Foto: APA/Georg Hochmuth

Wien - Der erste Schritt der Programmreform ist "so klein", darüber werde Kathrin Zechner "nicht stolpern": Sagt ein ORF-Aufsichtsrat nach der Präsentation des "Step 1" in der "Programmreformkette" der Fernsehdirektorin.

Am Montag informierte Zechner die Publikumsräte im Programmausschuss über ihre Pläne. Darunter ein Mittagsmagazin, eine Version der versteckten Kamera, ein Beratungsformat und eine Reportageleiste mit Mari Lang am Mittwoch, die Donnerstagnacht am Dienstag.

Nicht stolpern dürfte Zechner damit jedenfalls im Publikumsrat am Dienstag und am Donnerstag im Stiftungsrat, die ihren Schemaänderungen zustimmen sollen.

Zwischen Holpern und Stolpern schien indes Zechners Chef die vergangenen Wochen unterwegs: ORF-Chef Alexander Wrabetz vergraulte seine Stiftungsräte mit stark wechselnden Berechnungen über einen künftigen ORF-Standort in Wien-St. Marx. Der Neubau gilt dem Bürgermeister Wiens für seine Unterstützung bei der ORF-Generalswahl 2011 als versprochen; Wrabetz könnte mit den Berechnungen die Ablehnung provoziert haben, vermuten ORF-Kenner. Das jedenfalls dürfte ihm - auf Kosten des eigenen Bildes in Öffentlichkeit und Aufsichtsrat - gelungen sein.
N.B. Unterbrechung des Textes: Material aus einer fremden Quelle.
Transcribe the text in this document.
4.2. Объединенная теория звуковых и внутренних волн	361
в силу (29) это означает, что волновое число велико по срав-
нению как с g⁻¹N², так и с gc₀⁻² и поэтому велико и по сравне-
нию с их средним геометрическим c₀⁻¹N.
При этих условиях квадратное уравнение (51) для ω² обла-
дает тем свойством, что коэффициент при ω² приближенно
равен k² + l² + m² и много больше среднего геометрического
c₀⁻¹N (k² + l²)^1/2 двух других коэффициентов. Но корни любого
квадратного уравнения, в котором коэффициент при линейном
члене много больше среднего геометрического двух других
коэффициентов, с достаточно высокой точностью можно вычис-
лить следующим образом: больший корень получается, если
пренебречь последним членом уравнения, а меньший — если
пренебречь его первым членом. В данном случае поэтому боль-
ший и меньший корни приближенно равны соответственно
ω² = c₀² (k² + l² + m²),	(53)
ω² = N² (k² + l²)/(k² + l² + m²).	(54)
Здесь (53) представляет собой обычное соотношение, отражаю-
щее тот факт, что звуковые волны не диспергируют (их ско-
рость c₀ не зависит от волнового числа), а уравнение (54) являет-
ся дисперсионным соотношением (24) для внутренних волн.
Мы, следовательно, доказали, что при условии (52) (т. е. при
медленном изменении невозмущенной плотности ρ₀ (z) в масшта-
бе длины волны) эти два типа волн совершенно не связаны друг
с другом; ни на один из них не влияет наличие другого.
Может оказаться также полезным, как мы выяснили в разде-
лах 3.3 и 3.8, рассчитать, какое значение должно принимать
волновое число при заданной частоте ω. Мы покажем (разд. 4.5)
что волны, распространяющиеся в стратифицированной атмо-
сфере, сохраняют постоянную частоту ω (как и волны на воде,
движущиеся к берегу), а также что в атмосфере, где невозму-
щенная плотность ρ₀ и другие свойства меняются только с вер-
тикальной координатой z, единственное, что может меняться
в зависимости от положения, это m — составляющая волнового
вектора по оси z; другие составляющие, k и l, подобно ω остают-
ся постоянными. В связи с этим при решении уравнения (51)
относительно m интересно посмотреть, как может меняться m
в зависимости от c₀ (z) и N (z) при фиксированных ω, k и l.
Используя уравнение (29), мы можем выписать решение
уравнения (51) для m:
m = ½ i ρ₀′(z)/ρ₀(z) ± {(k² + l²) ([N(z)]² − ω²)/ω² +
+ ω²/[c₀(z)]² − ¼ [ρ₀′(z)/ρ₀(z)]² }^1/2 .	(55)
Die zuständige Arbeitsgruppe des Stiftungsrats lehnte St. Marx ab. Diese Woche könnten die Stiftungsräte versuchen, Wrabetz mit einer Empfehlung auf die bisherigen Standorte Küniglberg und womöglich auch Argentinierstraße festzulegen.

Marx Brothers

Undurchsichtige Eigentumsverhältnisse bei einer Betreibergesellschaft tragen dazu bei: Die Technologieagentur ZIT, Minderheitseigentümerin beim Media Quarter Wien (MQM), will einen Wirtschaftsprüfer untersuchen lassen, wen sie da so an Bord hat. Der private Partner, die VBM Beteiligungsmanagementgesellschaft GmbH, operiere mit Geldern aus der Schweiz und der Ukraine, hieß es. Die Spuren sollen weiter bis in eine karibische Steueroase reichen. Auch der umstrittene kasachische Ex-Botschafter in Österreich, Rachat Alijew, wurde in diesem Zusammenhang genannt. In Absprache mit der VBM prüfe die BDO Austria, ließ das ZIT verlauten. Das - mögliche, aber inzwischen unwahrscheinliche - ORF-Grundstück gehört nicht der MQM.
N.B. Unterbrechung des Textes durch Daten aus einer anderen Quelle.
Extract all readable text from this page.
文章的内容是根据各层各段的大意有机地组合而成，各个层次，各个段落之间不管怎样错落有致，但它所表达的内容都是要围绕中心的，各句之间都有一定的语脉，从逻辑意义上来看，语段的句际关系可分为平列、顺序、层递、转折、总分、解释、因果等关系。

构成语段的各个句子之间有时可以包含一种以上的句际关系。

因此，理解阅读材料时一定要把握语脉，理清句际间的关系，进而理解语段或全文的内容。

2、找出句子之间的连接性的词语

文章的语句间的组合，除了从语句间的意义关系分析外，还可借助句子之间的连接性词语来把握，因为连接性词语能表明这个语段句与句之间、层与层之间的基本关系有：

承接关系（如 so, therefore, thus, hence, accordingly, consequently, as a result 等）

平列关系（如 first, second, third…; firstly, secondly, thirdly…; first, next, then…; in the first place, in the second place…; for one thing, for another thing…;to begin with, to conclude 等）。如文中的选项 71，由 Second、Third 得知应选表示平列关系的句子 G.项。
Kräftig rumpeln ließ es Wrabetz am Montag: In einer Sondersitzung der Geschäftsführung und per Brief an den Betriebsrat stellt er betriebsbedingte Kündigungen, eine Nulllohnrunde, Auslagerungen, Abbau von Leiharbeitskräften und freien Mitarbeitern in Aussicht. "Ein Drohbrief" für Zentralbetriebsratschef Gerhard Moser.

Die Belegschaftsvertreter haben vor wenigen Tagen weitere Verhandlungen über einen neuen ORF-Kollektivvertrag abgelehnt. Die ORF-Führung hatte offenkundig darauf gebaut - nun muss sie nach eigenem Bekunden heuer 15 Millionen Euro einsparen.
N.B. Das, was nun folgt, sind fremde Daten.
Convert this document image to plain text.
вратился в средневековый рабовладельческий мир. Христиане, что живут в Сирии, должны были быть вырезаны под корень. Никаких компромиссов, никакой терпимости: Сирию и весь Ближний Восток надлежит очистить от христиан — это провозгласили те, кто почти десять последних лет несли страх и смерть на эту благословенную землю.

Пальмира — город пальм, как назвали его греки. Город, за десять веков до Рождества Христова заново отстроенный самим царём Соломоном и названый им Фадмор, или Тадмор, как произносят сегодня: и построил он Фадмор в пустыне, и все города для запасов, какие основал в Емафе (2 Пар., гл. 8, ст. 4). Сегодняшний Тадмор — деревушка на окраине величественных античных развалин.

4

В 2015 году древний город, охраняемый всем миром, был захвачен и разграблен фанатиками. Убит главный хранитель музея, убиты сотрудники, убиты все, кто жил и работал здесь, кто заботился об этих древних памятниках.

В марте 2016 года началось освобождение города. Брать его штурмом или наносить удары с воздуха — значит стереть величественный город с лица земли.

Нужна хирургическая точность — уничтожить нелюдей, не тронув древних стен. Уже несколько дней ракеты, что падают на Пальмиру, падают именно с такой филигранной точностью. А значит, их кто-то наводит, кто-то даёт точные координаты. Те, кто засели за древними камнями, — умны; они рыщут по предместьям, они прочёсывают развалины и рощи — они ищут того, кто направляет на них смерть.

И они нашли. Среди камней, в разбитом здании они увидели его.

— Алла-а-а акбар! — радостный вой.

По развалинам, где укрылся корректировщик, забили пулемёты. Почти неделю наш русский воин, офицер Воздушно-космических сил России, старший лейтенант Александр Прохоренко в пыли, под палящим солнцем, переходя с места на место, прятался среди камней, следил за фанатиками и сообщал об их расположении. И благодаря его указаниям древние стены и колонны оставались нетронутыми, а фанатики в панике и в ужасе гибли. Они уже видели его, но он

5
Wrabetz und Finanzdirektor Richard Grasl begründen das mit den Sparvorgaben des ORF-Gesetzes. Sie sind Bedingung für 30 Millionen Euro jährlichen Zuschuss des Bundes an den ORF. Damit gilt die Republik dem öffentlich-rechtlichen Rundfunk einen Teil der Gebührenbefreiungen ab.

Schaffe der ORF die 15 Millionen Euro nicht, fehlten ihm heuer insgesamt 45 Millionen - bei zusätzlichen Kosten etwa für Zechners Programmpläne.

Hornberger Schießen

Wrabetz und Grasl drohen neben ihrem Arsenal an Sparmaßnahmen auch mit Kündigung des bestehenden Kollektivvertrags. Und doch sprachen hochrangige ORF-Kenner von einem "Hornberger Schießen": Der "Drohbrief" schließe fast kleinlaut mit dem Vorschlag, doch über einen neuen Kollektivvertrag weiterzuverhandeln.

Der ORF schrieb 2011 9,1 Millionen Gewinn, als Konzern 3,8 Millionen; wegen Pensionsrückstellungen etwas weniger als die vorläufigen Zahlen. (APA/fid, DER STANDARD, 26.6.2012)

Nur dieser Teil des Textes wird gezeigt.